Spotlight hasn’t proved terribly useful to me yet, mostly because I already have all my information sorted for easy location. That is not too unusual, however. All advanced search tools – from Google to Oxford’s OLIS – take time to become familiar enough to be really beneficial. Next time I am digging around for a particular file not viewed in months, it may prove its worth.

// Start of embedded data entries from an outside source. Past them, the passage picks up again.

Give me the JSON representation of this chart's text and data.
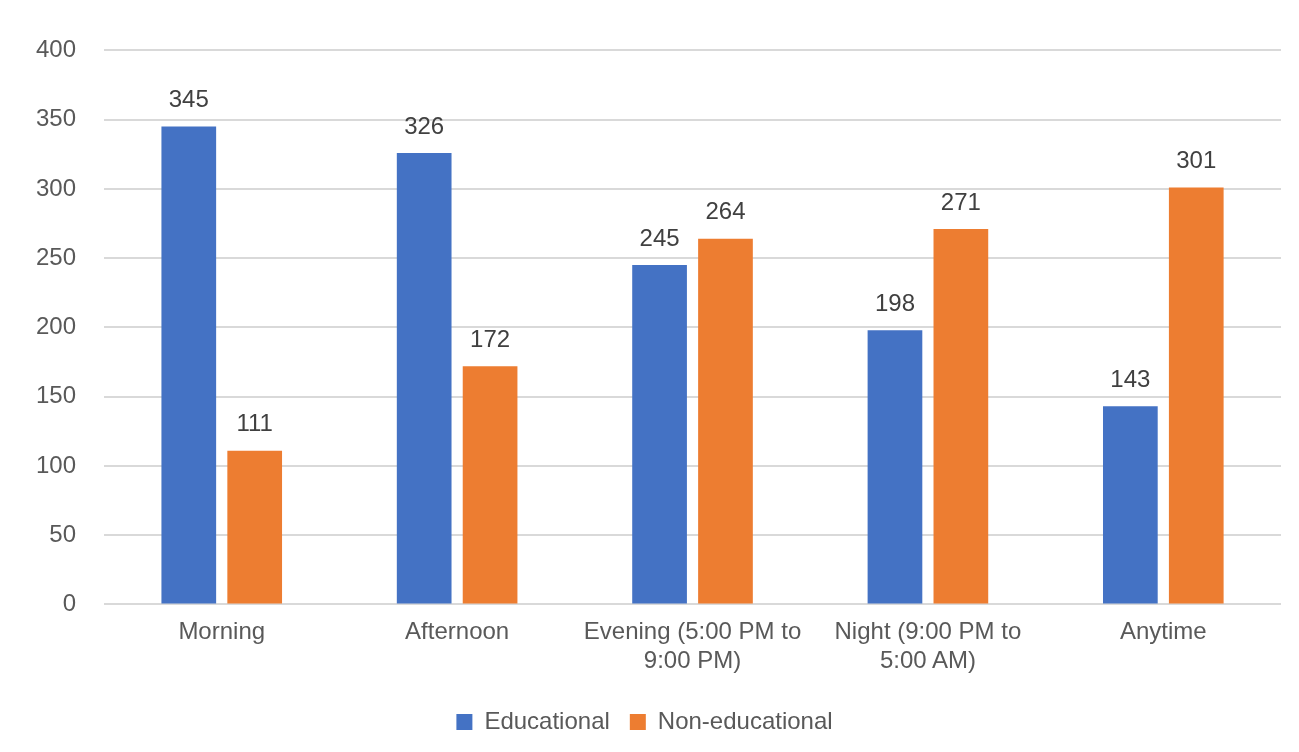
{
  "chart_data": {
    "type": "bar",
    "categories": [
      "Morning",
      "Afternoon",
      "Evening (5:00 PM to 9:00 PM)",
      "Night (9:00 PM to 5:00 AM)",
      "Anytime"
    ],
    "series": [
      {
        "name": "Educational",
        "color": "#4472c4",
        "values": [
          345,
          326,
          245,
          198,
          143
        ]
      },
      {
        "name": "Non-educational",
        "color": "#ed7d31",
        "values": [
          111,
          172,
          264,
          271,
          301
        ]
      }
    ],
    "ylim": [
      0,
      400
    ],
    "yticks": [
      0,
      50,
      100,
      150,
      200,
      250,
      300,
      350,
      400
    ],
    "grid": "y",
    "legend": "bottom",
    "data_labels": true
  }
}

I have not used Automator yet, but I eventually want to create a workflow that takes an image file from iPhoto, opens it in Photoshop, resizes it to either 1024 pixels across for horizontal shots or 768 from top to bottom for vertical ones, lets me adjust the levels, lets me apply an unsharp mask, then creates a 320 pixel across the long axis thumbnail version, and uploads both versions to my server using Fetch. Ideally, it would then create an appropriate block of code to paste into WordPress, but this is all a project for a less hectic time.

Newly usable software

One of the reasons I decided to upgrade to Tiger was the desire to use the free application WriteRoom. The essence of simplicity, it is just a black screen onto which you type. Unlike almost all Mac applications, it can be made to take up the whole screen. There is no formatting – though there is optional spell-checking – and the simplicity seems to contribute to my ability to concentrate on the topic at hand. At a stroke, it becomes more like writing a letter than writing an email, which is clearly a valuable transition in a world where enough attention is rarely paid to written expression.

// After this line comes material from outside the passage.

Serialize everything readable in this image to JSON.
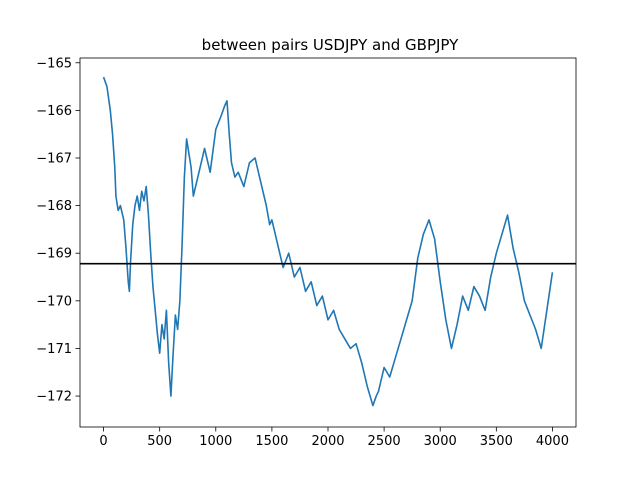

As soon as I can get my Airport card to work in passive mode with packet injection capabilities, the new version of KisMAC seems likely to be quite useful. It is already rather better than the standard Mac OS WiFi interface, in terms of detecting networks and revealing their characteristics.

Less obvious improvements

Another unexpectedly good feature of Mac OS 10.4 is the Grapher utility, which does both two and three dimensional graphing in a useful and attractive way. I may not have enormously much cause to use a graphing calculator these days, but it can be good to play around in an attempt to remember some fraction of what once I knew about trigonometric functions and calculus.

A few welcome improvements have also been made to Safari, though I have yet to open iCal (I use Google Calendar, though iCal would be grabbing the data from there and copying it to my iPod, if my iPod wasn’t broken again), Mail (I use Entourage and GMail), or Address Book (same). The improved PDF functions built into every Print dialog definitely look useful for anyone who does any sort of document publishing or collaboration.

PS. Unrelated to Tiger, but Apple-related: If you call Apple about your broken iPod using a scratchy enough Skype connection, they will call you back at their expense. Since spending time on hold at 30p a minute cell phone fees is among the most tooth-grinding of human experiences, this is good to know.

Hey Tiger… wake up

Now that I have enough RAM to be confident of being able to run Dashboard without making my iBook run like molasses, I picked up a copy of Mac OS 10.4 (Tiger) from the UBC Bookstore today. Wish me luck – and no file corruption – for the cross-over. I probably won’t have time to carry out such an operation in Vancouver.

[Update: 6:00pm] Easiest operating system update ever. I started the installer, went for coffee, and came back to find my computer at the login screen. All my files and applications seem to have passed through the transition intact.

[Update: 7:00pm] Existing Tiger users: which widgets do you use, and why?